After watching ‘Return of the Jedi’ the same kid will see his ill-equipped hero struggle to take down a massive drooling behemoth without a lightsaber and then need the Rancor.” That was toy giant Kenner’s marketing strategy. With the “Star Wars Trilogy Special Edition” came an updated version of the “Power of the Force” toy-line and the force was very powerful in the detail. I remember being younger and seeing the “Luke VS Rancor” playset at Toys "R" Us around the holidays I must have done something right that year because not only did I get it I also got a neatly designed Malakili to cry in the corner as a chubby puddle of mush as Boba Fett swooped in on the jetpack of his amazingly awesome arsenal knocking Luke into the rabid beasts mouth as he ferociously fired a zipping rocket off into its crotch bulge just to show off to the dancing girls of Jabba’s Palace watching above.

The massive beast bested, crumpling with tooth and claw, to the ground.

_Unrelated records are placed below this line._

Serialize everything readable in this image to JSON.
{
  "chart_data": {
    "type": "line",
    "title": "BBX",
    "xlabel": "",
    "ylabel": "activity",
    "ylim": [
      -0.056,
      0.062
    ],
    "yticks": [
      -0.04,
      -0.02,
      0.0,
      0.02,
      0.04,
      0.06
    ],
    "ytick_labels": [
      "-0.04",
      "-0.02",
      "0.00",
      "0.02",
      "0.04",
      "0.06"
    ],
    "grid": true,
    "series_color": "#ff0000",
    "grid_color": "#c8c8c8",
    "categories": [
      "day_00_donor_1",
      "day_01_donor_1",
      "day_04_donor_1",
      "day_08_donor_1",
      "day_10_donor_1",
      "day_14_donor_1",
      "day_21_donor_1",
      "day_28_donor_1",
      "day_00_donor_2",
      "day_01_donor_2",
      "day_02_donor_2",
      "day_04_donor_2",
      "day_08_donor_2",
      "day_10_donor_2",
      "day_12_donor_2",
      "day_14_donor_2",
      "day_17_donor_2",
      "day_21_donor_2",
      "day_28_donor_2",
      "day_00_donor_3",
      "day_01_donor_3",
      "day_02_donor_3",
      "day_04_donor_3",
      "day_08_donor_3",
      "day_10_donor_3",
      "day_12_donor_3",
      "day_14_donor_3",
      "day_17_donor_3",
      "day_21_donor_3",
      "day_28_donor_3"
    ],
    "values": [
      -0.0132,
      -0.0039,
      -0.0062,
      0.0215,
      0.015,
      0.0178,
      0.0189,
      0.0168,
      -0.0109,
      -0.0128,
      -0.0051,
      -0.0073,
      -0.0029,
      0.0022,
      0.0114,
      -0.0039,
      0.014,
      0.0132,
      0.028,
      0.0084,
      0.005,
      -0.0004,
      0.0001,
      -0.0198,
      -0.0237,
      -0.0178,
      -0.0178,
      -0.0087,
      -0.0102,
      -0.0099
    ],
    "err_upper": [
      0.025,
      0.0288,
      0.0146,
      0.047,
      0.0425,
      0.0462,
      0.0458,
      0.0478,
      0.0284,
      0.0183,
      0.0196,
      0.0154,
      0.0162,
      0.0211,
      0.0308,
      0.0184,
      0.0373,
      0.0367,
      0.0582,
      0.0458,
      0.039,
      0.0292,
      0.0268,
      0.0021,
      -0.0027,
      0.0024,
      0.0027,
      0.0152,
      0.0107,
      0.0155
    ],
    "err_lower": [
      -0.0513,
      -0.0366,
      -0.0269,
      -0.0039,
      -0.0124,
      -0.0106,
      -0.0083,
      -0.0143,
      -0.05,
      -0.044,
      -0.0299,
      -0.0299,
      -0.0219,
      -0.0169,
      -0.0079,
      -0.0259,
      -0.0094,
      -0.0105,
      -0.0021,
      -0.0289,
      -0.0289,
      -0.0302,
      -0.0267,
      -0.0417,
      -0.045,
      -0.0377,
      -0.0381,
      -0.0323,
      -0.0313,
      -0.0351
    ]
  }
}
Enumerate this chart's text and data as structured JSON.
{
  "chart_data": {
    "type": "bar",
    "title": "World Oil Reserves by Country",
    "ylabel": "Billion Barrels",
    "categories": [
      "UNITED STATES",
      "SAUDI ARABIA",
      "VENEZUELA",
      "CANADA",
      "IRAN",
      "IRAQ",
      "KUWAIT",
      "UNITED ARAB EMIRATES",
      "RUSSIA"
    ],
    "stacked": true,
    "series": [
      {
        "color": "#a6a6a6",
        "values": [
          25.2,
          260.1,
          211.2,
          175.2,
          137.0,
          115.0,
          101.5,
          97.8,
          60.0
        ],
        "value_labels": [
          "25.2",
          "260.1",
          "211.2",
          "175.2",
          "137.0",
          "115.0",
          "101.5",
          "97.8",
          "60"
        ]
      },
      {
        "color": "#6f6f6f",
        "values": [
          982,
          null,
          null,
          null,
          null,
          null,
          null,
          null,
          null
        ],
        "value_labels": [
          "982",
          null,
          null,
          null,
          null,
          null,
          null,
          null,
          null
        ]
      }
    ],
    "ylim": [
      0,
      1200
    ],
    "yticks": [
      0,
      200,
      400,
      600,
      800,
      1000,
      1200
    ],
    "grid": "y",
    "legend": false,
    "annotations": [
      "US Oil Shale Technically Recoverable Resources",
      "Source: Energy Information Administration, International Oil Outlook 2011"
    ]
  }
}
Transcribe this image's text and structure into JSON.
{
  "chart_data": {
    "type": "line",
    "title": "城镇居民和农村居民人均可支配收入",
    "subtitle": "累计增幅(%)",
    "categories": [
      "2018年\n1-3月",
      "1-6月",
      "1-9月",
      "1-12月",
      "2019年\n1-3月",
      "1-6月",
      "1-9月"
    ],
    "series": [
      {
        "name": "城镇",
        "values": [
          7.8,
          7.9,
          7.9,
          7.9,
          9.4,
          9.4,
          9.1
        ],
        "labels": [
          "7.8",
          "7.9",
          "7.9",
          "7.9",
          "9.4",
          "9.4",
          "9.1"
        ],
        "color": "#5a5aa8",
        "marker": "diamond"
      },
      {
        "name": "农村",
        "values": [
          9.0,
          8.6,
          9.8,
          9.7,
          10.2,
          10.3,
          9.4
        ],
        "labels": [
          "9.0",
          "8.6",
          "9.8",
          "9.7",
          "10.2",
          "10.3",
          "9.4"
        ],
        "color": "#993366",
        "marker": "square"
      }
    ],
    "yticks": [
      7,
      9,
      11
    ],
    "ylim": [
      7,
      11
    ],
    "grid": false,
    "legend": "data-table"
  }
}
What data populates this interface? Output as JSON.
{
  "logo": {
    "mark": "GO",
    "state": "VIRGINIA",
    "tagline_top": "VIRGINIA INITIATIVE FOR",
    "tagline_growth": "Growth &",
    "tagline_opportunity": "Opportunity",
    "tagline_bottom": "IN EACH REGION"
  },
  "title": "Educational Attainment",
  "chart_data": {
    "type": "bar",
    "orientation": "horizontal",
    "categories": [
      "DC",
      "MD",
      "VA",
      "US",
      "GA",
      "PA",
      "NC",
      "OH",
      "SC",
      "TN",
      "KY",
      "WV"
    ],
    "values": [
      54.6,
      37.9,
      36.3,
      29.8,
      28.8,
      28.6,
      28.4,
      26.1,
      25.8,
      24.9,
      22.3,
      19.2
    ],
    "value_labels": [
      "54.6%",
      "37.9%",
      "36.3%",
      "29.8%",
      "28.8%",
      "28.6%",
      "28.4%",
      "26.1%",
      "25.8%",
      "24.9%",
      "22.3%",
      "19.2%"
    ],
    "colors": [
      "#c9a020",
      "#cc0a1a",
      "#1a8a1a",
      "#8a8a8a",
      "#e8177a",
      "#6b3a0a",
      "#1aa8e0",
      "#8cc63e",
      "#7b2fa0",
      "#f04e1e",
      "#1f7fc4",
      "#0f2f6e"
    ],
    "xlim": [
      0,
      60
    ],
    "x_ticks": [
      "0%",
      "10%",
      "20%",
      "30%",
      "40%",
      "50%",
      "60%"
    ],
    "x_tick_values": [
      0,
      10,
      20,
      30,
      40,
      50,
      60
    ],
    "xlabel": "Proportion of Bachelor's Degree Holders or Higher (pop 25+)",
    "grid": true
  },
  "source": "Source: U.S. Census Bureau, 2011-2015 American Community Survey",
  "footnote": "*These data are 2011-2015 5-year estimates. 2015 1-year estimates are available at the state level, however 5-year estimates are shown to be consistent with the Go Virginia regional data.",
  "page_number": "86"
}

No one gets over on Fett. This Rancor though, it was a mean menace the face of a vapid tarantula and claws filed as sharp as a gnarly sharpened mechanical bone saw that you would find in meat cutting room. The pure detail on this figure screamed primal hate deep seeded and made of forceful fear. Occasionally I would stub my toe on the Rancor and want to retaliate with a swift curse and kick but thought otherwise not out of fear of damaging the sturdy hulking hunk of plastic but out of fear of its own inanimate retaliation. This was by far the scariest figure in my collection and I used to collect McFarlane “SPAWN” sets. I know by far the mid 90’s are not necessarily retro but this “Bots+Monsters” after all.

Mr. Benjamin Torres (the designer behind this Ravenous raging hell-beast) should be proud. I know that this monster maintains the title of the nastiest nightmare in my collection of hideous horror and nerd memorabilia. Not even a tornado of twisted revenants and severed remains can out scare the spook-factor of the 90’s Rancor Remake with the leathery skin and dreadful beaded eyes of malice incarnate. This is the toy that would eat the others with ease if only it were as real as it looks. Now my son Erik owns it to terrorize whatever and whoever he sees fit with it.